Mais Leonard en est l’auteur, princier pour ne pas dire impérial. Dans le décor rococo d’une suite parisienne exagérément luxueuse, Leonard Cohen, compositeur de cette chanson-monument et de quelques autres bornes existentielles, semble d’une toute autre gravité. M’accueillant en débouchant lui-même -et non pas un loufiat quelconque- une bouteille de grand cru blanc, loin des vapeurs philosophales de ses disques.
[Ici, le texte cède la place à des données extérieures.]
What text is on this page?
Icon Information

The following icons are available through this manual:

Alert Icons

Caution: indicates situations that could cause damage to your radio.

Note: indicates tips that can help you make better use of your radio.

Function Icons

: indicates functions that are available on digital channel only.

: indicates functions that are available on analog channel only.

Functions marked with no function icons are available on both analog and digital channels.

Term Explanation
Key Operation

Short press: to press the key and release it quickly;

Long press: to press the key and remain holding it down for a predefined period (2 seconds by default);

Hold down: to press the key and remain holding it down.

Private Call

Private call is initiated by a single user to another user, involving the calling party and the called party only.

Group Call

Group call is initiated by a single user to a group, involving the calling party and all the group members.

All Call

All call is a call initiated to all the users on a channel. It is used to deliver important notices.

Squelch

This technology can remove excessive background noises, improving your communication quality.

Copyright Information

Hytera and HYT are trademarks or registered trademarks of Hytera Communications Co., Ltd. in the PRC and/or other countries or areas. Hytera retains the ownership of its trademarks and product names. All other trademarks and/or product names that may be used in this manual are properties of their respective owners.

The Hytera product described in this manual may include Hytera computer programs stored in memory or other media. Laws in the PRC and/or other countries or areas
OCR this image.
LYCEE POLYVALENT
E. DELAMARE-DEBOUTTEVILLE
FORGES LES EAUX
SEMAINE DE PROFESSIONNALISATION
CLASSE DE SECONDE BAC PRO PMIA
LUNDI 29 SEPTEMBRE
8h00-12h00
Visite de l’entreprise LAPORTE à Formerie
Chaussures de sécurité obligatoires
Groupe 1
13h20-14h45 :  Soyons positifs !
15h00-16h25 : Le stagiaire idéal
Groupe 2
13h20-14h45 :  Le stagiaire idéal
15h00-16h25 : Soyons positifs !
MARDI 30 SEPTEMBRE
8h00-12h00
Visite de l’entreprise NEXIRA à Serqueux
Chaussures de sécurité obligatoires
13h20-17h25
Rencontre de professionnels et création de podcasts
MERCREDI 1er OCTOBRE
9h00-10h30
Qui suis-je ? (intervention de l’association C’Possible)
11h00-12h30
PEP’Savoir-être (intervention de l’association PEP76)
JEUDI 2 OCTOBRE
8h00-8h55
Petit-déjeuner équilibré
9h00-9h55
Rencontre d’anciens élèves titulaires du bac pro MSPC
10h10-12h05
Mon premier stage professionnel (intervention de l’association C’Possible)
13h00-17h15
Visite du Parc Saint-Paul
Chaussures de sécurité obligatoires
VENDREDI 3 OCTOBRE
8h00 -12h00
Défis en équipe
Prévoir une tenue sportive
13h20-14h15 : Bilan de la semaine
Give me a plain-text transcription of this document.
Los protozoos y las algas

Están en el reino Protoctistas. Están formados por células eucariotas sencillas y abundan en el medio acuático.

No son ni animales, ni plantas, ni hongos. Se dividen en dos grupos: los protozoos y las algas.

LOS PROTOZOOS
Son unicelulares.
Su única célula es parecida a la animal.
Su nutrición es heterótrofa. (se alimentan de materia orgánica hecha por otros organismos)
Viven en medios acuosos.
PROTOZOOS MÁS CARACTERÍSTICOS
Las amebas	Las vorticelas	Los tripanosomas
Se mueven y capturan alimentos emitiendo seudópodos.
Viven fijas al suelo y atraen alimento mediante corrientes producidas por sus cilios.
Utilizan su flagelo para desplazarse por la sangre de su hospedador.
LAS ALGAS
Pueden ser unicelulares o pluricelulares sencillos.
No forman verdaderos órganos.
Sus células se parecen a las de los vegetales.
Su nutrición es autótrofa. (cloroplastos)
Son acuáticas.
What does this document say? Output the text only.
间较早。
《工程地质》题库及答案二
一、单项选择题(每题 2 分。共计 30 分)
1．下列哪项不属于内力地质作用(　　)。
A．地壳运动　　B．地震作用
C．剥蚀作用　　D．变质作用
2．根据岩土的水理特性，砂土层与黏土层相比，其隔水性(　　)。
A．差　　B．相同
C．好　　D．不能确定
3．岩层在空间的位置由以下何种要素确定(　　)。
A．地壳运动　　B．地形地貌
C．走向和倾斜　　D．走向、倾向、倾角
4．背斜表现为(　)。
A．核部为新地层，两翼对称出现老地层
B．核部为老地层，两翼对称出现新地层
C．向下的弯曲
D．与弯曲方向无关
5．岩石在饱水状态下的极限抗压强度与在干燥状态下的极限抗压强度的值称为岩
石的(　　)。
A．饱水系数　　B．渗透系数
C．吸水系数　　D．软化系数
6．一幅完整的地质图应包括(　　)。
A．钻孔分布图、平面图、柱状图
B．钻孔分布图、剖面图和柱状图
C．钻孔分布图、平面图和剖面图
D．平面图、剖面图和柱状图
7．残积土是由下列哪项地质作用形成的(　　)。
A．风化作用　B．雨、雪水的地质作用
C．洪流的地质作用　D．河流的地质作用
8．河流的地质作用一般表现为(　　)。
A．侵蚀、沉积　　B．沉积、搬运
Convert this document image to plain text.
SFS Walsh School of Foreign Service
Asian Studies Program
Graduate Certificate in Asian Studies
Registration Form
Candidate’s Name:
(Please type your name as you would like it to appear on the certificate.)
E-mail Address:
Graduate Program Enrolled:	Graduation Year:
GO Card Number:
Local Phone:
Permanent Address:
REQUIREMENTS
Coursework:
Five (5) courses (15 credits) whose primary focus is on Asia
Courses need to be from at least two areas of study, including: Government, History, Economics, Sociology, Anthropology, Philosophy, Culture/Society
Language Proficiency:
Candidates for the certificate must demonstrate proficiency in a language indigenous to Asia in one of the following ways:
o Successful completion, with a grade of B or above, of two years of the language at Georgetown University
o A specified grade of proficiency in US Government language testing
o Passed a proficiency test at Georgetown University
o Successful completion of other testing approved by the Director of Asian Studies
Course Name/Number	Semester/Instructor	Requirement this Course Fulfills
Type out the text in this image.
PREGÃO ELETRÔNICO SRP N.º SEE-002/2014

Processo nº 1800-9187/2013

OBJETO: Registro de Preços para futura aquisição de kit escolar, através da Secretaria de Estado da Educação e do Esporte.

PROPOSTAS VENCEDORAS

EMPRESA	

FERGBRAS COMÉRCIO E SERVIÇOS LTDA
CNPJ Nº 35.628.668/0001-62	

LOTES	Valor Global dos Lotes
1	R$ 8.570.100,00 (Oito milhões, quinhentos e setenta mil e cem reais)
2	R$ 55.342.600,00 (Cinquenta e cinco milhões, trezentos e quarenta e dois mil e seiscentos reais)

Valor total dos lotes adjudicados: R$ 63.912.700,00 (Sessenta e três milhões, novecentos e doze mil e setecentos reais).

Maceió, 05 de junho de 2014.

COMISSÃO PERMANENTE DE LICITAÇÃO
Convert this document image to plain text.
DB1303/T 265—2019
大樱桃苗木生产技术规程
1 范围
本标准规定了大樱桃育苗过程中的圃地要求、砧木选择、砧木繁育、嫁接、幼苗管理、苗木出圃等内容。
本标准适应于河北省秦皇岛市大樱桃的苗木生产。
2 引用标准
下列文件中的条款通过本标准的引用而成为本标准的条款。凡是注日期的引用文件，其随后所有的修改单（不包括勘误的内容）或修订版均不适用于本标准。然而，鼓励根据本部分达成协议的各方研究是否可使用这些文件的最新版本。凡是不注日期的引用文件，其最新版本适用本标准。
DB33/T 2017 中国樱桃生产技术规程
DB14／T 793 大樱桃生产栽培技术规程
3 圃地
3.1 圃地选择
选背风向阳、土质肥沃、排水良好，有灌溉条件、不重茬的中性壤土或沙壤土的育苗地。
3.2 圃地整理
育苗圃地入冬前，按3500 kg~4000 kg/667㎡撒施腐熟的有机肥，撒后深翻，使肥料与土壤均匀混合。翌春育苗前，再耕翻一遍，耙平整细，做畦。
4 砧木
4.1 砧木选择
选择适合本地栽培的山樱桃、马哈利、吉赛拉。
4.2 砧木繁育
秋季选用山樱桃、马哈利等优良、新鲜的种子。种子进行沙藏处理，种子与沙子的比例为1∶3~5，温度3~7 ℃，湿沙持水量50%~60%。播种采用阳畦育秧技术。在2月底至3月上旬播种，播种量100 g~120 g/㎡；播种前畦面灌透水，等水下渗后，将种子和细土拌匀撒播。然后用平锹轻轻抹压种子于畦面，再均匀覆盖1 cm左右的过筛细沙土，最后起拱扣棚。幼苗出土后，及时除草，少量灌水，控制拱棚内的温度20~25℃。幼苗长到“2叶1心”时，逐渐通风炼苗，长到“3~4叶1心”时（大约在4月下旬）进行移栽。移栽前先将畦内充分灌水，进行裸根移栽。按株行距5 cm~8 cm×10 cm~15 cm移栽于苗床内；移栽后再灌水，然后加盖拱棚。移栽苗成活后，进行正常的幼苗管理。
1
Costume anthracite et beau visage grave constamment déridé de possibles souffrances par un sourire franc et une ironie filante. Il se rappelle ses débuts sixties à Montréal : « J’écrivais des poèmes et en même temps, je jouais dans un groupe de country and western. J’avais publié deux nouvelles mais je ne pouvais pas en vivre, donc je me suis dit « Devenons chanteur country » et je suis parti pour Nashville. En chemin, je me suis arrêté à New York pour arriver en pleine renaissance folk. Des gens comme Joan Baez, Bob Dylan, Judy Collins créaient une atmosphère qui pouvait me convenir ».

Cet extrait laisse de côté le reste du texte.